My granddaughter is a lucky girl. She has six, count them, six, grandparents. How you might ask? Well, there are the usual four, mommy’s and daddy’s parents and then my ex remarried and her daddy’s father remarried. So, six it is. If I could find a partner, it would be seven. But that’s another post.
She also has three parents as her father has remarried. So she has a lot of adults in her life who love her dearly. Maybe I should change the title of this post to My Job Description as a grandparent? Because with so many of us, spoiling her at holidays and her birthday became an issue that my daughter had to manage. Oh, I almost forgot to mention her two aunts on her mother’s side and aunt and uncle in her father’s and that she’s the only grandchild.
So my role? It’s evolved into experiences. We go to Hershey Park once a year and out to dinner. Her favorite is Red Robin. I go to her soccer matches and have even had the opportunity to babysit once. She comes over to play with my two golden retriever puppies. I also invited myself along for a week when she went to France to spend a month with her father over the summer while he was on sabbatical. I’m currently in discussion with my daughter about taking her to the circus or to see the Harlem Globetrotters. I have a niche role helping my daughter when needed and making memories my granddaughter will have long after I’m gone.
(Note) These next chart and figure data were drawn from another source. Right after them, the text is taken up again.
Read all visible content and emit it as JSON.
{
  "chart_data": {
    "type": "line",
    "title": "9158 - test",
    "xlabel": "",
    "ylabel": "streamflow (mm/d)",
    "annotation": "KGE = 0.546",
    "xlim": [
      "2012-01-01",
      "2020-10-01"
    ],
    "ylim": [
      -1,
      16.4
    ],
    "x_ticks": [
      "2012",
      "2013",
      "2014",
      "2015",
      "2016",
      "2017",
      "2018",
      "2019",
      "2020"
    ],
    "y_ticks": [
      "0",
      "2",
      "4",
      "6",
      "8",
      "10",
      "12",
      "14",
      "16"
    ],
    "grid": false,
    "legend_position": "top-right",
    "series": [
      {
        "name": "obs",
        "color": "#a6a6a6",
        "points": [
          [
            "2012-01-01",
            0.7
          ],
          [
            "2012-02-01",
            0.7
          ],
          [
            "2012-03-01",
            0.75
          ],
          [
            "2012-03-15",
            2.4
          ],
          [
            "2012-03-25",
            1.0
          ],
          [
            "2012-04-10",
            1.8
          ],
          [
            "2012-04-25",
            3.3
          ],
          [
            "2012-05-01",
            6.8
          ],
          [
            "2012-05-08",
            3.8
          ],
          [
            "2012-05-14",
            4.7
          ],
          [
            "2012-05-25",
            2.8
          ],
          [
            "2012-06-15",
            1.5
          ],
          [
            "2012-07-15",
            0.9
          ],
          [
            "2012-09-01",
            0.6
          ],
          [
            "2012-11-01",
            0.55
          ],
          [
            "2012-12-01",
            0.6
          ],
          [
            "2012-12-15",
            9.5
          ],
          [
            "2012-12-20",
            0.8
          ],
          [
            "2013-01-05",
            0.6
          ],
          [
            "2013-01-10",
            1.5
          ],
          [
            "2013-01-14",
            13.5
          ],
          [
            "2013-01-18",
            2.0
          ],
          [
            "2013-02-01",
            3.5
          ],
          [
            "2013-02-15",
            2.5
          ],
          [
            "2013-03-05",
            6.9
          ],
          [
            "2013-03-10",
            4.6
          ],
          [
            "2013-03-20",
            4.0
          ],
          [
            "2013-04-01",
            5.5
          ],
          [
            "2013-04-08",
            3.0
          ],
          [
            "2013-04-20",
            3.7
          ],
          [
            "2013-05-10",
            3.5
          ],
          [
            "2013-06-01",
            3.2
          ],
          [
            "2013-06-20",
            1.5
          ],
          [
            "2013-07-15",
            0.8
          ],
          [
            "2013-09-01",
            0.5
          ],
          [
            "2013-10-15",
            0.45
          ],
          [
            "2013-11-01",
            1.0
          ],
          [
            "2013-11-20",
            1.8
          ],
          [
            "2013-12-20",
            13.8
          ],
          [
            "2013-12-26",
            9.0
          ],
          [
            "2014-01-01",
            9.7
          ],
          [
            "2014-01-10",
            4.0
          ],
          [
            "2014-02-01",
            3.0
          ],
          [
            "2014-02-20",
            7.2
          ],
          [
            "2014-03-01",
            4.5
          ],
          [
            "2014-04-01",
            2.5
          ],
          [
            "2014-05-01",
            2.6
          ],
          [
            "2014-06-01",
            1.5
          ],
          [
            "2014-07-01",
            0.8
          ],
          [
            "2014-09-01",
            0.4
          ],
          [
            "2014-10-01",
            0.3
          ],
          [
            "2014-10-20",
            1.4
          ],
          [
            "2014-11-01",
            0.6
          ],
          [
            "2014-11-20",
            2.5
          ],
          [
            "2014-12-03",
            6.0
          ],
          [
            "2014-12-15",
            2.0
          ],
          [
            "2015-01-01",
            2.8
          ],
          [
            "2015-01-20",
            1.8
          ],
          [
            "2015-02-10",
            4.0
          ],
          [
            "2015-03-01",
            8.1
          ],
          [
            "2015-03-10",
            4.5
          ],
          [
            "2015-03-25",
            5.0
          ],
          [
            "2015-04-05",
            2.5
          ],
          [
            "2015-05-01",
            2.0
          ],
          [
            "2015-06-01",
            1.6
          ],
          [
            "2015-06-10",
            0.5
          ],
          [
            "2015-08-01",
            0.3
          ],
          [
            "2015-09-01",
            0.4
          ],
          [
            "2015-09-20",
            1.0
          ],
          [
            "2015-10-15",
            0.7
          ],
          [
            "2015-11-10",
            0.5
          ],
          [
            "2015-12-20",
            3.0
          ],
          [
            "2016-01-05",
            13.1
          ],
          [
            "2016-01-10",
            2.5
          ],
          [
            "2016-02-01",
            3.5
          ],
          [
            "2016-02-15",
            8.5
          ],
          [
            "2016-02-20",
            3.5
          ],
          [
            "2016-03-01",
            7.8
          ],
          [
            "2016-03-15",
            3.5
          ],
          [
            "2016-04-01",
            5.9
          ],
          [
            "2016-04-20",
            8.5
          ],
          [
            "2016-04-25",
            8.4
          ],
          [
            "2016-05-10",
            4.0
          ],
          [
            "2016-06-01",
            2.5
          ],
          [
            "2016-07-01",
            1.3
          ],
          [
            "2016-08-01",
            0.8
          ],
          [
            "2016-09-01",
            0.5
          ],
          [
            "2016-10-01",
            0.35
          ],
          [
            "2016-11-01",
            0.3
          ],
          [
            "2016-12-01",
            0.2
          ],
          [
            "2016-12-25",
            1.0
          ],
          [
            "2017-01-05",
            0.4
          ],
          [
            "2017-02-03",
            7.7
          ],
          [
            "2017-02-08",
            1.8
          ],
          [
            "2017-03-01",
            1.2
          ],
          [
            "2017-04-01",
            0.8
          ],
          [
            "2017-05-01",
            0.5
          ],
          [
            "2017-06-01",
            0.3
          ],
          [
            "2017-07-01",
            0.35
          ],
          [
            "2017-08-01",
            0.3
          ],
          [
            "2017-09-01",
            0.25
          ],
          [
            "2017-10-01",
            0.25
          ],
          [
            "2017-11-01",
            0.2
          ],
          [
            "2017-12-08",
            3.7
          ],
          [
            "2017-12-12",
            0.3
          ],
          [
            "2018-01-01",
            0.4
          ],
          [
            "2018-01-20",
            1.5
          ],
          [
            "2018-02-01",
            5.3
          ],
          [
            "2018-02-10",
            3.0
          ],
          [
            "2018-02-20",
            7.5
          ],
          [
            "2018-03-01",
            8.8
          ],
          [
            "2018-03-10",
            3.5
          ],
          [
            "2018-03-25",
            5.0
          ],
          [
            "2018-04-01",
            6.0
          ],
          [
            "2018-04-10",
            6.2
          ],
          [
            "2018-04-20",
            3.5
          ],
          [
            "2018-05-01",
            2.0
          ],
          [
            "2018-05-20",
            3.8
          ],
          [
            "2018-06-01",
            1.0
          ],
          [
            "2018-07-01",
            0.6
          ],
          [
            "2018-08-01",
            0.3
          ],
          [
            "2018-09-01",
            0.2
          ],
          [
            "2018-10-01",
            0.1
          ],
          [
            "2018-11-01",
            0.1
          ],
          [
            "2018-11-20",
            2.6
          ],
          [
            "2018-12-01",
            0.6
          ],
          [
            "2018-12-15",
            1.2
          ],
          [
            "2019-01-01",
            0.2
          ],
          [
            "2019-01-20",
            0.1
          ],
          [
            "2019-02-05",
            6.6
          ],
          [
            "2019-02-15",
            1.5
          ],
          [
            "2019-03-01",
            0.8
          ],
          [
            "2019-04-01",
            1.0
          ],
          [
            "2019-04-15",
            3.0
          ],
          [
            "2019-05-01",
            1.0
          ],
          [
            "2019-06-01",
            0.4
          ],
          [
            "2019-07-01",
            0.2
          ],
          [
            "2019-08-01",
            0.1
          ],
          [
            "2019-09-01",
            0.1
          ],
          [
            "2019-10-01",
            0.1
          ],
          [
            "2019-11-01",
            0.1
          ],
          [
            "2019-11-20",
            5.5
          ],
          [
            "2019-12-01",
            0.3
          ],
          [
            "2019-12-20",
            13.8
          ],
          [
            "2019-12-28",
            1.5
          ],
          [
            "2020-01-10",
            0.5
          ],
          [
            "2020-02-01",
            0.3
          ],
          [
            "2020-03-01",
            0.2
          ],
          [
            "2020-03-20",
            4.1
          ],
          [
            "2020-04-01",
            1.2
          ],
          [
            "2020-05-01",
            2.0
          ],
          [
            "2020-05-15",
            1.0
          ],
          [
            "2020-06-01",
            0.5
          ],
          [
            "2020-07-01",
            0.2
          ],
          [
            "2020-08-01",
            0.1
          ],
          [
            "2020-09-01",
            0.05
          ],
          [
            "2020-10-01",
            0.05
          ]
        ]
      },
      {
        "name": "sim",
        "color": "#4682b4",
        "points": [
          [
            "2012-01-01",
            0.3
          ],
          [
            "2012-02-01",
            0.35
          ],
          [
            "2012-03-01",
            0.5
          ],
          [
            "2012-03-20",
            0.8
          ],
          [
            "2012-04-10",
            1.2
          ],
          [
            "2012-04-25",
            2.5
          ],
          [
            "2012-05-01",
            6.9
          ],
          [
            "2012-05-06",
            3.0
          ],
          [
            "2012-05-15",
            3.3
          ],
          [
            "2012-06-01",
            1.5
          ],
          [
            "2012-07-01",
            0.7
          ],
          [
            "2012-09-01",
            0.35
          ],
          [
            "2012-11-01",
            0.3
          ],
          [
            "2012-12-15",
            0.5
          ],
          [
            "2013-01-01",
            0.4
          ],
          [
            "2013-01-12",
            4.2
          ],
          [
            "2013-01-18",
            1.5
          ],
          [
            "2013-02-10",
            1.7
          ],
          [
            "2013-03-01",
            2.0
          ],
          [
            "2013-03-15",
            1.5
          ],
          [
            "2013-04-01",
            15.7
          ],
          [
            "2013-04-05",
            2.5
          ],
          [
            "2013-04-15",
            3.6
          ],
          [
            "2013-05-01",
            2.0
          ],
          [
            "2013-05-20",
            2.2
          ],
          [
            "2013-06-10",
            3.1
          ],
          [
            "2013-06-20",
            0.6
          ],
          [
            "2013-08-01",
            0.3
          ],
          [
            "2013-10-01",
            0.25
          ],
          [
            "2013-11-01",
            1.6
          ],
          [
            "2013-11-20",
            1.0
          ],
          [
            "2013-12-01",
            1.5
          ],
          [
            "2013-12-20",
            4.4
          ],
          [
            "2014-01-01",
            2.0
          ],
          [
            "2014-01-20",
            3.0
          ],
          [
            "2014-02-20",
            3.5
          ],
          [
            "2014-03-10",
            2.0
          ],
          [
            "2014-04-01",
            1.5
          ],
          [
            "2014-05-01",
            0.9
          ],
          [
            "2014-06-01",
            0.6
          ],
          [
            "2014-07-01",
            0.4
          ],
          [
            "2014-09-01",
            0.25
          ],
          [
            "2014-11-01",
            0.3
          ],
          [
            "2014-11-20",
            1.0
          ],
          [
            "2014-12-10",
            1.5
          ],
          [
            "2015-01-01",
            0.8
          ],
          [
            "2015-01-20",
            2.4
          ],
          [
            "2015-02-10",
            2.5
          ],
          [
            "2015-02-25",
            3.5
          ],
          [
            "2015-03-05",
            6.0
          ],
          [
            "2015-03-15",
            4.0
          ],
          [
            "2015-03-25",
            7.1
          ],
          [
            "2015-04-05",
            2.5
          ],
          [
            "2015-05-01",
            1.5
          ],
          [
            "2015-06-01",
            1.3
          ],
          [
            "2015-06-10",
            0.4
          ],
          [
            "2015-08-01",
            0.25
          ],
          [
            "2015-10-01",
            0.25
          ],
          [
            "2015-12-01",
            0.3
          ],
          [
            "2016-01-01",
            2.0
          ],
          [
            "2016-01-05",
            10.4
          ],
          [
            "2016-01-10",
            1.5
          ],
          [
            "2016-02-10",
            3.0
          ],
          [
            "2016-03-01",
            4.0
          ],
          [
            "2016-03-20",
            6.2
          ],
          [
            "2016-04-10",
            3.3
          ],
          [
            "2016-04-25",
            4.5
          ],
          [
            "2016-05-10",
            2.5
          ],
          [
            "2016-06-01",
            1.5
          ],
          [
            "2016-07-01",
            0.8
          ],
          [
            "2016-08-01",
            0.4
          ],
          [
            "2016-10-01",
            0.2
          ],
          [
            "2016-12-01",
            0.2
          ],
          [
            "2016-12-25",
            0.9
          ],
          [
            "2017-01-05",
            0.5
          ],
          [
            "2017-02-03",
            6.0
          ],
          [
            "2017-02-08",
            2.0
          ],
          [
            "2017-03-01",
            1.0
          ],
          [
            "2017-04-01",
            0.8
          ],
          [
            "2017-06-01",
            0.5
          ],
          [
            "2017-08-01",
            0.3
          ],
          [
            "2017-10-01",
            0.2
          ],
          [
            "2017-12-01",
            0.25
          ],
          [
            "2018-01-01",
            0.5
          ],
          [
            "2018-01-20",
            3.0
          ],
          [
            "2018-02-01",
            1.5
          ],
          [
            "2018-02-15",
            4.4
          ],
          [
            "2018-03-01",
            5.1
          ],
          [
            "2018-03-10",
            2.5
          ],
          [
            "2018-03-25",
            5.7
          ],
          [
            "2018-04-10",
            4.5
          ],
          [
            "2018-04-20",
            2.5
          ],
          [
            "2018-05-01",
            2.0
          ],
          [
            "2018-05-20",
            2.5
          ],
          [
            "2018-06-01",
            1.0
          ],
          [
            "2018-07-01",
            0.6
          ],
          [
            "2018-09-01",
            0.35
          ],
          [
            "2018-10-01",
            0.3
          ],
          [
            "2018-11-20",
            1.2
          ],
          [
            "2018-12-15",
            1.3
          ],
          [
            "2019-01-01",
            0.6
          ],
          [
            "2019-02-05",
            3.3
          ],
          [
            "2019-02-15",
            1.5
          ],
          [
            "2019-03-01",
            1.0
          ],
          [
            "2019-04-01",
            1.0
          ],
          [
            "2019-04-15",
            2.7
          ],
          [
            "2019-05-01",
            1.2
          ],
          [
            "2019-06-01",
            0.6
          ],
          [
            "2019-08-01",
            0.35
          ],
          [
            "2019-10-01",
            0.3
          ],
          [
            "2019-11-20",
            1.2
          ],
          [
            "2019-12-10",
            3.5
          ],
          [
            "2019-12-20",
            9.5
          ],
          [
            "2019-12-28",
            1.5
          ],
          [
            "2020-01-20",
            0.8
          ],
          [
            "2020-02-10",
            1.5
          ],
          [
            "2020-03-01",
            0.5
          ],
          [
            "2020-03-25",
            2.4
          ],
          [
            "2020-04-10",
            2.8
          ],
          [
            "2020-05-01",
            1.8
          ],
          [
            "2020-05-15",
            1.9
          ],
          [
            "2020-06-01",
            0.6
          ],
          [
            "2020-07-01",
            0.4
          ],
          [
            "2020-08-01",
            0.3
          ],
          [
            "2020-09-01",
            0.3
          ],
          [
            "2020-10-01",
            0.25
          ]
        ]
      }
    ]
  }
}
I play a unique role here. I am of use to my daughter and granddaughter, allowing my daughter to relax for a moment during her busy day and my granddaughter to have a relationship, an interaction if you will, with an adult male in a safe space. These are life experiences, teachable moments I think is the current phase, that will serve her as she grows up and interacts with others. She is looking at me and learning from my actions what to expect from others.
You are probably in a similar position. It’s a great responsibility, I’m sure you are up to the challenge. Tell me your story. I’d love to hear it.